Quando hai abbassato il ricevitore e hai scorto davanti a te un tempo tutto bianco, sei entrato in uno stato d’ansia oppressiva: lo senti, lo sai.
È l’ansia di non sapere se rimanere o andare quella che ti prende mentre sei in piedi tra letto e comodino. E hai anche pensato che certi alberghi non hanno nulla di romantico, e che ci vuole proprio una passione animale per farlo là, a due passi dalla banca dove mio marito lavora e dalla strada che porta al lago, che è la stessa che fa ogni giorno anche tua moglie per tornare a casa.

Poi, ma solo perché è un caso estremo, hai aperto una bottiglina di Ballantines e l’hai buttato giù in un fiato, poi un’altra. Poi hai fatto come faccio io, e le hai infilate tutte nella ventiquattro ore.
Hai riacceso il display, hai scorso in fretta alla rubrica sino al mio nome ma non hai trovato il coraggio.
Quando sei uscito dal bagno eri pieno di tristezza, vinto dal malessere della sconfitta.
Tutti quei sogni, i progetti, le mie parole, che leggevi furtivamente dal computer della redazione e che lì, davanti a tutti, facevano un effetto visibilmente osceno.

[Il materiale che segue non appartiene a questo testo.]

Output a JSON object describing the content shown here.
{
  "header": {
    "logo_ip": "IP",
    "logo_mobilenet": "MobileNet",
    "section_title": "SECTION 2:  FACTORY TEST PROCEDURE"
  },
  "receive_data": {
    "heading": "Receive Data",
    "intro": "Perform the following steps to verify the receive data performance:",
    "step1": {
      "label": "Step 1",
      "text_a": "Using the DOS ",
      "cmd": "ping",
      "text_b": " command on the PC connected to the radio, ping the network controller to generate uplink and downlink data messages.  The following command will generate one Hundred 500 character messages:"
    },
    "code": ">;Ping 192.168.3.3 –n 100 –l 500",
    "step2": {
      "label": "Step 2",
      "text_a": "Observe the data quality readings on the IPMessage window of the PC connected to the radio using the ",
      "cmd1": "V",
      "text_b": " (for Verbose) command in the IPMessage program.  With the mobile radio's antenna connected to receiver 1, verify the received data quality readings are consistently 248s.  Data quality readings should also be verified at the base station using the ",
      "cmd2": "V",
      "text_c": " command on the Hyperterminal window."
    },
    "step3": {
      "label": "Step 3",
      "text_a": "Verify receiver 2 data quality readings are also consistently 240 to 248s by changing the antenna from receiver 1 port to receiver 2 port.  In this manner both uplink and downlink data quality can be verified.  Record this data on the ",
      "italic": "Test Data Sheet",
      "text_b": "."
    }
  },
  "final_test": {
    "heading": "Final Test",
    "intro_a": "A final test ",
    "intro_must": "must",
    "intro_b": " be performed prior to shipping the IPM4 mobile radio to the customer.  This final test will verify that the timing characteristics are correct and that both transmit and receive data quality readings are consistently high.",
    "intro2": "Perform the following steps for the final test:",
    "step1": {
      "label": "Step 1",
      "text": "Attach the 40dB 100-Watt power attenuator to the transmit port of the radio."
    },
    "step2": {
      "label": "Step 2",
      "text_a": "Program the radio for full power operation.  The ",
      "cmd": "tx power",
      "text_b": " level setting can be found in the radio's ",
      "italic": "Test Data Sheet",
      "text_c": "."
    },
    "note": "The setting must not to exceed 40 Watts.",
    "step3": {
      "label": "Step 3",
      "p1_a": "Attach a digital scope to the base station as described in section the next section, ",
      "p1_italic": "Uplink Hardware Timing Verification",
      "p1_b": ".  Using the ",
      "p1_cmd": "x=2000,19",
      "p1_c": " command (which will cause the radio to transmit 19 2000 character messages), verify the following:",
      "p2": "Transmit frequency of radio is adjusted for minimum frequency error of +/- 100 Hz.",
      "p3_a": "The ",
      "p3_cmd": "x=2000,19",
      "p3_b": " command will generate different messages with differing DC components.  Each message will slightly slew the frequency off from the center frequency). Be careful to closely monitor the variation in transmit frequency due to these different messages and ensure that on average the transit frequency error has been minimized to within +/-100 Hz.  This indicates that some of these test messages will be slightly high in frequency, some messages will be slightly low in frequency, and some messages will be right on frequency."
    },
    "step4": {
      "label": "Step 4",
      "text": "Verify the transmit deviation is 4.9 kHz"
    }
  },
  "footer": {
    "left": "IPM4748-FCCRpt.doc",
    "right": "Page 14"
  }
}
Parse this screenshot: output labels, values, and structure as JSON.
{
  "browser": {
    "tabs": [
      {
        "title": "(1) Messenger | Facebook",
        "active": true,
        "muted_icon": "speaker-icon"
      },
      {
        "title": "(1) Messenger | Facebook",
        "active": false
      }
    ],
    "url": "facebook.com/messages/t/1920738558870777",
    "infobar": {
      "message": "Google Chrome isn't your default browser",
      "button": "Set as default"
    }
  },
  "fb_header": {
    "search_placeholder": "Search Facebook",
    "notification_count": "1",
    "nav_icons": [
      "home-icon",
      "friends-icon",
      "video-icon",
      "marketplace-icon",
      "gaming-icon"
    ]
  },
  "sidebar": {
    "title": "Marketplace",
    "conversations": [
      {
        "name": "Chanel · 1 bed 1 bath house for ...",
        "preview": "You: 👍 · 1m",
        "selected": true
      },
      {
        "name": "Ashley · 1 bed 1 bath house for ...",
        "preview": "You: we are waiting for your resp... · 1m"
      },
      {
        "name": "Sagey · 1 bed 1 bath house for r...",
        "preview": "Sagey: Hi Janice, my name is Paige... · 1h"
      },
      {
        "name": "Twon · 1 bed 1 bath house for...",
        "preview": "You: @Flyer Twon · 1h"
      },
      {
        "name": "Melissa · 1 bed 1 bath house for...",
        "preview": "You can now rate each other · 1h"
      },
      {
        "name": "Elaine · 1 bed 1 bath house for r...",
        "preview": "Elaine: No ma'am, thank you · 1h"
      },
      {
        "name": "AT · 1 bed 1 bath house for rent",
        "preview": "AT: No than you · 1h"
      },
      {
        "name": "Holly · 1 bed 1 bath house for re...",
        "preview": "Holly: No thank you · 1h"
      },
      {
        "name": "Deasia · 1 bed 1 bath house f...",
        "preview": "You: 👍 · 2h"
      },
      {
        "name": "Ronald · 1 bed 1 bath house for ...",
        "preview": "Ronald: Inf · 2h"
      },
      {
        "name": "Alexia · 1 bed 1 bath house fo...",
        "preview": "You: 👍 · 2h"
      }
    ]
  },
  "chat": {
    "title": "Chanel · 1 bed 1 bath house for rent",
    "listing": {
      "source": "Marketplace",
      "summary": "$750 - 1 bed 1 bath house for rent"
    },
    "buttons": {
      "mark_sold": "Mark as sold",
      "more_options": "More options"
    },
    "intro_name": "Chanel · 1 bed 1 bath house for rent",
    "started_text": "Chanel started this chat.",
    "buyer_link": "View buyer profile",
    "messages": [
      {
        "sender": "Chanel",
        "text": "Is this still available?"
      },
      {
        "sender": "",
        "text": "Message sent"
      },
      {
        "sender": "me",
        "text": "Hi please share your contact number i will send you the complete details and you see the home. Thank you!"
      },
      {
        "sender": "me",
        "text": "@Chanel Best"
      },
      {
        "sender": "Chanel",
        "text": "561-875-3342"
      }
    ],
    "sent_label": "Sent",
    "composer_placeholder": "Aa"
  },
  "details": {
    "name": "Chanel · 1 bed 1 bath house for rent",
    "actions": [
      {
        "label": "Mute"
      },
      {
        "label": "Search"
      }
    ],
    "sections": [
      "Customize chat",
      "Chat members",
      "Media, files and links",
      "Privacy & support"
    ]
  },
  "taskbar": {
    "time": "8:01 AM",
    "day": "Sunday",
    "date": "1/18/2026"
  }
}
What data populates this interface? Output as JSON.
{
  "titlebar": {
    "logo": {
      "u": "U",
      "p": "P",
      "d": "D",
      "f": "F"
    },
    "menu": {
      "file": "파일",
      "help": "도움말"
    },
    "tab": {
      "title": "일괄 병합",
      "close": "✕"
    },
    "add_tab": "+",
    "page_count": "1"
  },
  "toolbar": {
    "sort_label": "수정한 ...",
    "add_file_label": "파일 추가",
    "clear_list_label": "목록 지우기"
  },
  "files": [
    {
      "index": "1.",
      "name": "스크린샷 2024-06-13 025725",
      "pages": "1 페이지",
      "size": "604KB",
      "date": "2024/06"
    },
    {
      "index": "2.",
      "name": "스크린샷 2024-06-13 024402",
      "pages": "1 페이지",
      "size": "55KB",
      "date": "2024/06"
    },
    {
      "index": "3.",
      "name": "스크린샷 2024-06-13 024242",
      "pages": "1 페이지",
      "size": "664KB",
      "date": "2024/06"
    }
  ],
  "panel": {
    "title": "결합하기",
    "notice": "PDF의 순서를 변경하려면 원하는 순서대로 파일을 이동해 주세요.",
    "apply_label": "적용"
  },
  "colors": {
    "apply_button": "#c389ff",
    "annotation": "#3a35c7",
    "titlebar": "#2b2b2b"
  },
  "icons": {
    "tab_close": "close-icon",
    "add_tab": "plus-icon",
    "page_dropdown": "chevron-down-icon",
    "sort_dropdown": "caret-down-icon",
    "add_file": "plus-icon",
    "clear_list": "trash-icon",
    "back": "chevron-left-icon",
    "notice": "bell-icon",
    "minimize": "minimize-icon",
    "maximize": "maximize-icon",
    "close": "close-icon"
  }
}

Allora ti sei disteso sul letto e hai accarezzato ancora quel piccolo sogno pornografico. Una roba che si conserva in un microscopico post it ripiegato più volte e infilato nel portafogli.
Mi hai anche attribuito un milione di buoni motivi e di giustificazioni, un adulto si rammarica di un imprevisto, non lo prende come un fatto personale.
Più tardi però, offeso in quell’ottima considerazione che hai di te stesso e della tua carriera, hai cominciato a bruciare d’amore per una stronza che ti ha mandato in bianco e non per quella graziosa creatura che ti porti appresso da dieci anni.
Sei una bestia.

Hai sentito un rumore in corridoio e subito ti sei alzato. È lei, hai pensato, sei tu, hai ripetuto più volte, e hai avvicinato l’orecchio alla porta.
Sei rimasto così finché non hai sentito i brevi passi dissolversi e risuonare ancora un po’ per le scale prima di finire nel nulla.
Tutto è possibile in certi casi.
All’occorrenza si crede anche nei miracoli.
Infine, hai stretto i pugni e mi hai dato più volte della stronza, tra i denti, schiacciata tra le tue mascelle forti, mi hai immaginata in ginocchio davanti a te completamente nuda. Mi hai schiaffeggiata sino a farmi sentire le guance in fiamme e non hai detto altro prima di spingere la mia bocca sulla tua carne.
Mi hai trattata come va trattata una stronza, lo hai fatto anche più tardi, a letto, con accanto tua moglie.
Hai tremato all’idea che potesse sentirti, ma dovevi farlo ancora una volta, era un tuo diritto dopo il mio odioso misfatto: lasciarti da solo in una stanza d’albergo. 
Sei rimasto attaccato alla porta e alla tua idea di vendetta finché non ti sei soddisfatto da solo.
Hai lasciato in bagno una frustrazione che non si può raccontare, che è disonore e fastidio per un maschio.
Hai dato uno sguardo alla stanza e poi sei andato via in fretta.
Dopo Natale, per il nuovo anno, arriveranno le tue scarpe nuove.
Porti il quarantuno e mezzo, me l’hai scritto a proposito del fatto che non trovi mai quella calza a pennello. 
Prima, forse, dovrei misurateli bene i piedi mentre mi guardi dall’alto. Dovresti lasciarmelo fare per tutto il tempo che occorre, fosse pure per un’ora o per l’eternità.